就在这时,一声垂死的惨叫在整个圣殿里回荡起来,路易二话不说,从卢克斯身上拔/下佩剑,就往声音的来源方向跑了出去,伽尔和艾美紧跟着上去,卡洛斯回头看了阿尔多一眼:“我不放心,跟去看看。”
“我知道,你去。”阿尔多抬手看了看表,“还有不到三个小时,只要过了今天,修改过的法阵会自动闭合,除了我以外,没有人再能触碰到结界核。”
他转过身去,快速地调配着每一个人,如何守门、如何编制几个人一组的搜索队,简洁地解说了怎么破开灰雾、避免吸入那些烟雾的方法。
最后他用自己惯有的轻而低的声音说:“不要怕,没什么好怕的。”
一个猎人问:“阿尔多阁下,请问人骨盒子突然出现,我们面对的是不是有可能是……另外一个黑袍?”

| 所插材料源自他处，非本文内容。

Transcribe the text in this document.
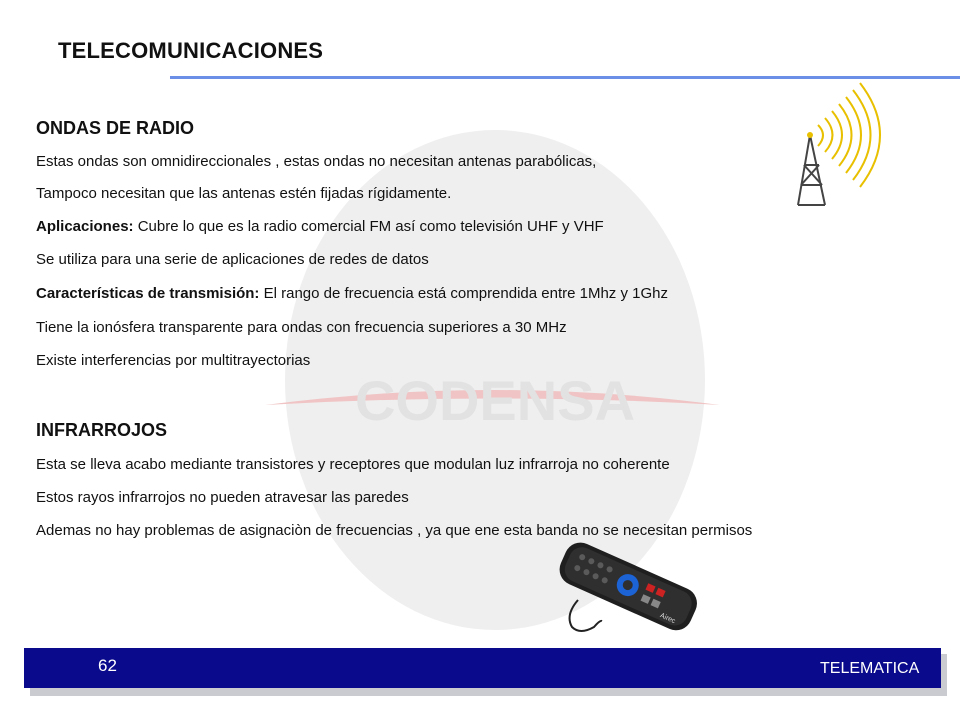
CODENSA
TELECOMUNICACIONES
ONDAS DE RADIO
Estas ondas son omnidireccionales , estas ondas no necesitan antenas parabólicas,
Tampoco necesitan que las antenas estén fijadas rígidamente.
Aplicaciones: Cubre lo que es la radio comercial FM así como televisión UHF y VHF
Se utiliza para una serie de aplicaciones de redes de datos
Características de transmisión: El rango de frecuencia está comprendida entre 1Mhz y 1Ghz
Tiene la ionósfera transparente para ondas con frecuencia superiores a 30 MHz
Existe interferencias por multitrayectorias
INFRARROJOS
Esta se lleva acabo mediante transistores y receptores que modulan luz infrarroja no coherente
Estos rayos infrarrojos no pueden atravesar las paredes
Ademas no hay problemas de asignaciòn de frecuencias , ya que ene esta banda no se necesitan permisos
Airec
62	TELEMATICA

阿尔多看了看他,斩钉截铁地说:“不,这只是一个拙劣的圈套。”
“阿尔多阁下,帕若拉是个什么样的人?”
阿尔多顿了一下,低低地说:“是个和你我一样的人,所以……没什么好怕的。”
恶魔的心,其实从来都不是结界外来的。
车灯照过来,古德先生大概一辈子也没开过这样的快车,险些把车撞在大门上,挺着他皮球一样圆滚滚的肚子,一路气喘吁吁地顺着楼梯爬上来。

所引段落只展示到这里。